Cuboid Challenge Poster
Problem
This poster is based on the problem Cuboid Challenge.
The poster is available as PDF, or the image below can be clicked on to enlarge it.
Student Solutions
The largest volume you can make is when $x = 3\frac13$,
which gives a volume of $592\frac{16}{27}$ cm$^2$.
Why?
For any value of $x$, the other sides are each $20-2x$ and then the volume is $x\times(20-2x)\times(20-2x)$
Trying out values of $x$, a spreadsheet program like Excel is useful
| $x$ | $20-2x$ | volume | $x$ | $20-2x$ | volume | $x$ | $20-2x$ | volume | ||
| 2 | 16 | 512 | 2.5 | 15 | 562.5 | 3.1 | 13.8 | 590.36 | ||
| 3 | 14 | 588 | 3 | 14 | 588 | 3.2 | 13.6 | 591.87 | ||
| 4 | 12 | 576 | 3.5 | 13 | 591.5 | 3.3 | 13.4 | 592.55 | ||
| 5 | 10 | 500 | 3.6 | 12.8 | 589.82 | 3.4 | 13.2 | 592.42 |
You can keep going to get really close to 3.333333...

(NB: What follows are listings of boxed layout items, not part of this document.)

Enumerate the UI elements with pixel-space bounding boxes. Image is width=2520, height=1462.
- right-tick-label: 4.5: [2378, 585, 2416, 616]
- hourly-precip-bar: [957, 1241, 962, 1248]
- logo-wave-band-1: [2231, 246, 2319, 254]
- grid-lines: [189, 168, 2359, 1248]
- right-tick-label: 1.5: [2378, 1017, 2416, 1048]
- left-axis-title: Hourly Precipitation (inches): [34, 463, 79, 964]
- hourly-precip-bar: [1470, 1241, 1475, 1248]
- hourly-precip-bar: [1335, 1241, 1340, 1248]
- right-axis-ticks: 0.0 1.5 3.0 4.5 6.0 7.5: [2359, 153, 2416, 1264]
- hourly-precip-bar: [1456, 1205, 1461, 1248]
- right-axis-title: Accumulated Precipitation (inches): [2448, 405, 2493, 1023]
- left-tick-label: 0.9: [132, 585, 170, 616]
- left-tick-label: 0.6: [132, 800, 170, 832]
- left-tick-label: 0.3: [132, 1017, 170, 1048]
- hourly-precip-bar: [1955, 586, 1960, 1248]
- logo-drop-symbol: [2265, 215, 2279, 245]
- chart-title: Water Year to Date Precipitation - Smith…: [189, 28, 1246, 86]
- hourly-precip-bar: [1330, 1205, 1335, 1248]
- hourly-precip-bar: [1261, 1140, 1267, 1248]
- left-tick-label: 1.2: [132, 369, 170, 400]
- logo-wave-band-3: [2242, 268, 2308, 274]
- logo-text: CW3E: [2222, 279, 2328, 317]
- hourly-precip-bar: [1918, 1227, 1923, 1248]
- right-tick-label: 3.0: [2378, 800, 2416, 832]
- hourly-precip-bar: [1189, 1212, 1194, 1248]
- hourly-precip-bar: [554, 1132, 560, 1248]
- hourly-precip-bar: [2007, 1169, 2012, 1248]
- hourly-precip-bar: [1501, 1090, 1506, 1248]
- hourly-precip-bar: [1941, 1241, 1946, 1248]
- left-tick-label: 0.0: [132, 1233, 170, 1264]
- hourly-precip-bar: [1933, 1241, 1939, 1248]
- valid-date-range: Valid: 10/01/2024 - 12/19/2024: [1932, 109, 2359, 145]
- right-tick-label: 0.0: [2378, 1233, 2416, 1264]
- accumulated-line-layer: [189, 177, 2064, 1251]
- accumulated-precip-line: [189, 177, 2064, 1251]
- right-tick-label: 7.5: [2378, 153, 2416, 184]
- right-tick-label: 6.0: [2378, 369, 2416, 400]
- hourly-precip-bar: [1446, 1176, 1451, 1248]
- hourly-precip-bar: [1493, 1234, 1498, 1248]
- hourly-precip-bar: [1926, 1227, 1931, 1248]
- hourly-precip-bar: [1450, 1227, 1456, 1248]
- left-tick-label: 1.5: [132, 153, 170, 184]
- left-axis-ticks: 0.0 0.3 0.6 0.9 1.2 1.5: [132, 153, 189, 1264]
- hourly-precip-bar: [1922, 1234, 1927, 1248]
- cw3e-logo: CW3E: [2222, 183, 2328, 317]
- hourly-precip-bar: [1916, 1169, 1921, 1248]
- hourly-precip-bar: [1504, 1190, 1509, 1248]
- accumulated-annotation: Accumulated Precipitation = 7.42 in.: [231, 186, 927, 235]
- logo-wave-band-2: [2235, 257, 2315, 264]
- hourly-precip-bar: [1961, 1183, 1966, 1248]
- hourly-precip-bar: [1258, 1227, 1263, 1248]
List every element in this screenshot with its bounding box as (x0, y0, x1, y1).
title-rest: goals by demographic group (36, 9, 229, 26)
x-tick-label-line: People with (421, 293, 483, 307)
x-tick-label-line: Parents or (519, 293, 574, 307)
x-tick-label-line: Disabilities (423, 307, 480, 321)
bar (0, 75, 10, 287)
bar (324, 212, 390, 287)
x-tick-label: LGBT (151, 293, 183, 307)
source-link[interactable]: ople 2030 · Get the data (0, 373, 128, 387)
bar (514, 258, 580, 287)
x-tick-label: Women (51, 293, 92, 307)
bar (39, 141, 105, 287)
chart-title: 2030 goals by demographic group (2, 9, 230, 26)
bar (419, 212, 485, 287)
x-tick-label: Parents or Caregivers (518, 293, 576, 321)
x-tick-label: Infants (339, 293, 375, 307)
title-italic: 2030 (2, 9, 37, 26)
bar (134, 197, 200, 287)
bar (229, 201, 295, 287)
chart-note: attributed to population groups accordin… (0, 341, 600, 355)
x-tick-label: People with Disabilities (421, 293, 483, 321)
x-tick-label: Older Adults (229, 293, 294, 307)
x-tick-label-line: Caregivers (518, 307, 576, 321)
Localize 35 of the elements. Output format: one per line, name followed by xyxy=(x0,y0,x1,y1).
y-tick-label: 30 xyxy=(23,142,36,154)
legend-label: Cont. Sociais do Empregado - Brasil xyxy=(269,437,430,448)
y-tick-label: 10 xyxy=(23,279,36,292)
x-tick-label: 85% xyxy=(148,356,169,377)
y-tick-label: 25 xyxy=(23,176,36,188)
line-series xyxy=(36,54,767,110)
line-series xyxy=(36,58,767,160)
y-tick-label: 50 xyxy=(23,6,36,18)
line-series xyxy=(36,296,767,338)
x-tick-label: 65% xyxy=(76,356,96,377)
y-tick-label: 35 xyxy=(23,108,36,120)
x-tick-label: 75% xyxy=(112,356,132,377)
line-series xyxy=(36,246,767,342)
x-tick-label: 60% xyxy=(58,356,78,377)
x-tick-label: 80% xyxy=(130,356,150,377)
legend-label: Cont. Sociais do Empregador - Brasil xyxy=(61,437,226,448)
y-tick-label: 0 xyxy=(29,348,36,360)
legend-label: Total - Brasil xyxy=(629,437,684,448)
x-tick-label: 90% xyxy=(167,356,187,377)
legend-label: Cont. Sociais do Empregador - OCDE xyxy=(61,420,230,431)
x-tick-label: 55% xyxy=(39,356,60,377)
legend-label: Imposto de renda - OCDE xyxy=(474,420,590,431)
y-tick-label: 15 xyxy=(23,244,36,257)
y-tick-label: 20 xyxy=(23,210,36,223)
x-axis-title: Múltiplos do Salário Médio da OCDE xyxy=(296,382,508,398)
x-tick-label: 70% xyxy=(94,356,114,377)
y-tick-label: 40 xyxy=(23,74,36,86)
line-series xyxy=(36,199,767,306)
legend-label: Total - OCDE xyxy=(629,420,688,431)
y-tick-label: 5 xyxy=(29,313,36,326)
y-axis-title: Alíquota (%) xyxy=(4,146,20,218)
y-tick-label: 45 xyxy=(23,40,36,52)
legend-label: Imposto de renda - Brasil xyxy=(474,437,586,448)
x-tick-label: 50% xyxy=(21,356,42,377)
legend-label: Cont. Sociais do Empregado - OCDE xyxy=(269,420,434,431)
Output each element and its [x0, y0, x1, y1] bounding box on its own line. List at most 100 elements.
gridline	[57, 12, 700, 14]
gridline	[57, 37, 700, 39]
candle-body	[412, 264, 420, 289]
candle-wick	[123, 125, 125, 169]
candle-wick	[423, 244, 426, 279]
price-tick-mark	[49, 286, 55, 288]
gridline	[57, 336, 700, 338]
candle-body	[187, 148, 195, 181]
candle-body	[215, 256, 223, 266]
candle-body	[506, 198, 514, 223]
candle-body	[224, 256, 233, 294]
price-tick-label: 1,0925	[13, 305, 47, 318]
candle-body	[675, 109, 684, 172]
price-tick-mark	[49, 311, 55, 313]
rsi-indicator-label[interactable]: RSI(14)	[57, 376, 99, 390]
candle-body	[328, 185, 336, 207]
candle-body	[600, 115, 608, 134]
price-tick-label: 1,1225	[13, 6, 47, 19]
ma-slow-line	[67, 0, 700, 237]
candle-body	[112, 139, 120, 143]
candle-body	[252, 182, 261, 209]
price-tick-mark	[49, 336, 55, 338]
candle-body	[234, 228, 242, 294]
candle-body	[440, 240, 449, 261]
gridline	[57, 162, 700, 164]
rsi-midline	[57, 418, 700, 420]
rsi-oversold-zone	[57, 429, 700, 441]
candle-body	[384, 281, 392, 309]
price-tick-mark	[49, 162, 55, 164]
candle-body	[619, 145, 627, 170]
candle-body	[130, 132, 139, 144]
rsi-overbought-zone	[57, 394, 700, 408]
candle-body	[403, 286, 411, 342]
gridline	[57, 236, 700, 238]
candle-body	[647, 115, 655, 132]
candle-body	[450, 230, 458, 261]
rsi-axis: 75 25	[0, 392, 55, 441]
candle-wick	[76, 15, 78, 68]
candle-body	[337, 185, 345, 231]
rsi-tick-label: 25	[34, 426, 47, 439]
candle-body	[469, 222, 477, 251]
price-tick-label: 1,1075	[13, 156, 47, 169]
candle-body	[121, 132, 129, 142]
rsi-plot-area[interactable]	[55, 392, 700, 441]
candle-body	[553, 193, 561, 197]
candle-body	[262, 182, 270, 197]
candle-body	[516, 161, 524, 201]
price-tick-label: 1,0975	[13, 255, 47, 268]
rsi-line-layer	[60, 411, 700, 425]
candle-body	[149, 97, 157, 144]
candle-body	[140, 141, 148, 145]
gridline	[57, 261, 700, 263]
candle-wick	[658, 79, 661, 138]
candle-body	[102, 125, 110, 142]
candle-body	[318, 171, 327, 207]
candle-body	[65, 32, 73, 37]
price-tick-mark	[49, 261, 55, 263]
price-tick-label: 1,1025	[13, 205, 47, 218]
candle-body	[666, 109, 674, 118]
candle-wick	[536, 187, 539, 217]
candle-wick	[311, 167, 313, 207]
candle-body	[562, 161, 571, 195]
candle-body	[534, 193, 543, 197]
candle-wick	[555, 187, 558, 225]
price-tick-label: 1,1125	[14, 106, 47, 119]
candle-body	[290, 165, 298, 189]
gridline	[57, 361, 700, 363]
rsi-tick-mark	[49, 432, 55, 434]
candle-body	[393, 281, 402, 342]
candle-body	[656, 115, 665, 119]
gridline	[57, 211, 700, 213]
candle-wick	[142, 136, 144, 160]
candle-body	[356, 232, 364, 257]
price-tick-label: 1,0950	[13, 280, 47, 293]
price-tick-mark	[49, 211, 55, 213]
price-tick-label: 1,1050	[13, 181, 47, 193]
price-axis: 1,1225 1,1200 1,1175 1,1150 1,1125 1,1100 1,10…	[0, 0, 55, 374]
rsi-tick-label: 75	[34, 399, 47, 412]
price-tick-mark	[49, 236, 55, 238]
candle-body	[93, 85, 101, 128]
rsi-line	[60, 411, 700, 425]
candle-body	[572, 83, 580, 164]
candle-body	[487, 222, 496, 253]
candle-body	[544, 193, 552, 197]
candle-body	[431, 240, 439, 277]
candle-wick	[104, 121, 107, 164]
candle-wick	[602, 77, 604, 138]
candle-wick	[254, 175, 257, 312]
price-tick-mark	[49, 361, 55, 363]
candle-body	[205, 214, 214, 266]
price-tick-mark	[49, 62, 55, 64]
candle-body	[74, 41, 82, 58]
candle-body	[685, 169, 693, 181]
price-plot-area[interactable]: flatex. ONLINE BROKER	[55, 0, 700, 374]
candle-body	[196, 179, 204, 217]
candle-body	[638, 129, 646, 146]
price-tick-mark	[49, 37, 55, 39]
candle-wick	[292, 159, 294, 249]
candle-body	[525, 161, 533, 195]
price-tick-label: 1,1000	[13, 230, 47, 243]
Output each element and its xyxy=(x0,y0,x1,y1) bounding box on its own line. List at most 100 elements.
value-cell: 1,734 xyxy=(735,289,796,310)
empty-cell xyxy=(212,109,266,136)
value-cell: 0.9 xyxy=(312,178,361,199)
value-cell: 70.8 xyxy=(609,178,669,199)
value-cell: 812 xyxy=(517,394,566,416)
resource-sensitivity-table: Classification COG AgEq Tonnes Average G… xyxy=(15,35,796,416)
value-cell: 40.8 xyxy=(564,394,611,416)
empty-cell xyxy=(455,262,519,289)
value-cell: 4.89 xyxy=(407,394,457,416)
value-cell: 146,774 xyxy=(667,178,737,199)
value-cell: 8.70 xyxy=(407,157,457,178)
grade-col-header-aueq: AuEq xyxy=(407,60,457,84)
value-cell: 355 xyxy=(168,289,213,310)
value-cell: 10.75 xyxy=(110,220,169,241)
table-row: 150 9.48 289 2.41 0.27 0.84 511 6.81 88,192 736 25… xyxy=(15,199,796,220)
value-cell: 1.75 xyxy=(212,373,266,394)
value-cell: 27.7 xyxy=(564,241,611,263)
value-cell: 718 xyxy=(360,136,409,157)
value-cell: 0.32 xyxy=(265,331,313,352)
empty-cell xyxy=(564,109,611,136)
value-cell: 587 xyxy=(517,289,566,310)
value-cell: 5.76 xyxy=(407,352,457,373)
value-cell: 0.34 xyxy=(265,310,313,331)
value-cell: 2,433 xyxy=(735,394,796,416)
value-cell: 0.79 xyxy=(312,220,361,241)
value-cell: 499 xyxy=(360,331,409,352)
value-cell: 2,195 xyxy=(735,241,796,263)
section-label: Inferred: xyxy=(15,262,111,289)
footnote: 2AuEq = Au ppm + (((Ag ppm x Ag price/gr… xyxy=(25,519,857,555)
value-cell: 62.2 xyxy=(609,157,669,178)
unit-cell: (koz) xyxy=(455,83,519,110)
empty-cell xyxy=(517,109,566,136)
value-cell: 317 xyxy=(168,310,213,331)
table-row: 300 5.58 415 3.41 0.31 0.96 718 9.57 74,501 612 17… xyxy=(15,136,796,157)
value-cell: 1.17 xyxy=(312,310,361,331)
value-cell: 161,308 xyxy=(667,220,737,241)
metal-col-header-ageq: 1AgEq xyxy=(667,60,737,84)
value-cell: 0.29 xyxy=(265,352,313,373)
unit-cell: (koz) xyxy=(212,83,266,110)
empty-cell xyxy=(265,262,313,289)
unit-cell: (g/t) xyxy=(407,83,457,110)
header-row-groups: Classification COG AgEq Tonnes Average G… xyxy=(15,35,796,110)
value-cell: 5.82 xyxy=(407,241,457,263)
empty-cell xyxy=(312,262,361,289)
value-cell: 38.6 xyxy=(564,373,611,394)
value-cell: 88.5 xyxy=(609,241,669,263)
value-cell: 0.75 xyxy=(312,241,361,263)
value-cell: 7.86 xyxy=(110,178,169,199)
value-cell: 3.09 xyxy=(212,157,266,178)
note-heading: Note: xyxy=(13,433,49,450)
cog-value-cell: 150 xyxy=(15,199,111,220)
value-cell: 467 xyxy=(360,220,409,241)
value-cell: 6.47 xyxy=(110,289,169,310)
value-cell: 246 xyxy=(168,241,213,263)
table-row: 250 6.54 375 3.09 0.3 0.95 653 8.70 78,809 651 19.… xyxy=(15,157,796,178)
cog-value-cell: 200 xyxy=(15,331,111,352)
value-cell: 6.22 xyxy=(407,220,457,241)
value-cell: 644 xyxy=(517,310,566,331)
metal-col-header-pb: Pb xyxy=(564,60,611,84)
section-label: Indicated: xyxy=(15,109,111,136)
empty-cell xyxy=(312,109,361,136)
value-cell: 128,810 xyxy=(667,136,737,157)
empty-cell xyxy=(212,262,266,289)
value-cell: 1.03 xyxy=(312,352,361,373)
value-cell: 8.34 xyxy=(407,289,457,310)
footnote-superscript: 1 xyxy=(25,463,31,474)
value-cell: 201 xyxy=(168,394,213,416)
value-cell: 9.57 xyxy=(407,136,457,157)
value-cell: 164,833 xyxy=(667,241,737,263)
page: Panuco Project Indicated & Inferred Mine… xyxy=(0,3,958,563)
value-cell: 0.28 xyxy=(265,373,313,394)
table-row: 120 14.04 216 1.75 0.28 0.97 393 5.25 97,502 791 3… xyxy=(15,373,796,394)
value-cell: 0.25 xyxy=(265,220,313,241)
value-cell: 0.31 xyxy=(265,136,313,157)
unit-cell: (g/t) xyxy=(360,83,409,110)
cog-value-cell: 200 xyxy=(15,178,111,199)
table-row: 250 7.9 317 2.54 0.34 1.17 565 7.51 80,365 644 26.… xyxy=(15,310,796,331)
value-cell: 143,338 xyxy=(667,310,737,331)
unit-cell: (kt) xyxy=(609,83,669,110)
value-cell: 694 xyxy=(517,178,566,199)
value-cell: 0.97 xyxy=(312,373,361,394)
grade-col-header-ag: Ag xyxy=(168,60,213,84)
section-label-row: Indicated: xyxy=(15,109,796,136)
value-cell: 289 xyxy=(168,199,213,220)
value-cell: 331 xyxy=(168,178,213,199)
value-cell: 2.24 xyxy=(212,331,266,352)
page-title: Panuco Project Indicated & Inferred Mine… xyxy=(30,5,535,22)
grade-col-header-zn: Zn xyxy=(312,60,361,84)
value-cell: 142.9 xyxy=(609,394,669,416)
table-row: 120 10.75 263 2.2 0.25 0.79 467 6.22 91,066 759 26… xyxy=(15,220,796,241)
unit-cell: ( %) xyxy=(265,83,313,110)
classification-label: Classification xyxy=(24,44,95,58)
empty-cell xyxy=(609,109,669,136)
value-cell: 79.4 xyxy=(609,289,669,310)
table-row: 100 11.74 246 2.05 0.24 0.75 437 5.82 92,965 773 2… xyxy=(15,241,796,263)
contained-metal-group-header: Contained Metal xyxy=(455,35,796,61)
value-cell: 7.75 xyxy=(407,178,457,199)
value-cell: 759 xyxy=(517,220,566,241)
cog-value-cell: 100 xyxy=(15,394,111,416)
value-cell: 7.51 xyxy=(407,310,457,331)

| $x$ | $20-2x$ | volume | $x$ | $20-2x$ | volume | |
| 3.31 | 13.38 | 592.571 | 3.331 | 13.338 | 592.59237 | |
| 3.32 | 13.36 | 592.585 | 3.332 | 13.336 | 592.59252 | |
| 3.33 | 13.34 | 592.592 | 3.333 | 13.334 | 592.59259 | |
| 3.34 | 13.32 | 592.591 | 3.334 | 13.332 | 592.59257 |
Using a cubic equation, the volume is $x(20-2x)^2$
which expands to $4x^3 - 80x^2 + 400x$
Differentiate to find the stationary points:
$\frac{\text{d}V}{\text{d}x} = 12x^2 - 160x + 400$
$\begin{align} 12x^2-160x+400 &= 0\\
\Rightarrow 3x^2 - 40x + 100 &= 0\\
\Rightarrow 3x^2 - 30x -10x + 100 &= 0\\
\Rightarrow 3x(x-10) - 10(x-10)&=0\\
\Rightarrow (3x-10)(x-10)&=0\\
\Rightarrow 3x-10 = 0 \text{ or } x-10 = 0\end{align}$
$x=10$ gives the minimum area of $0$, so $3x=10\Rightarrow x=\frac{10}3$ gives the maximum area.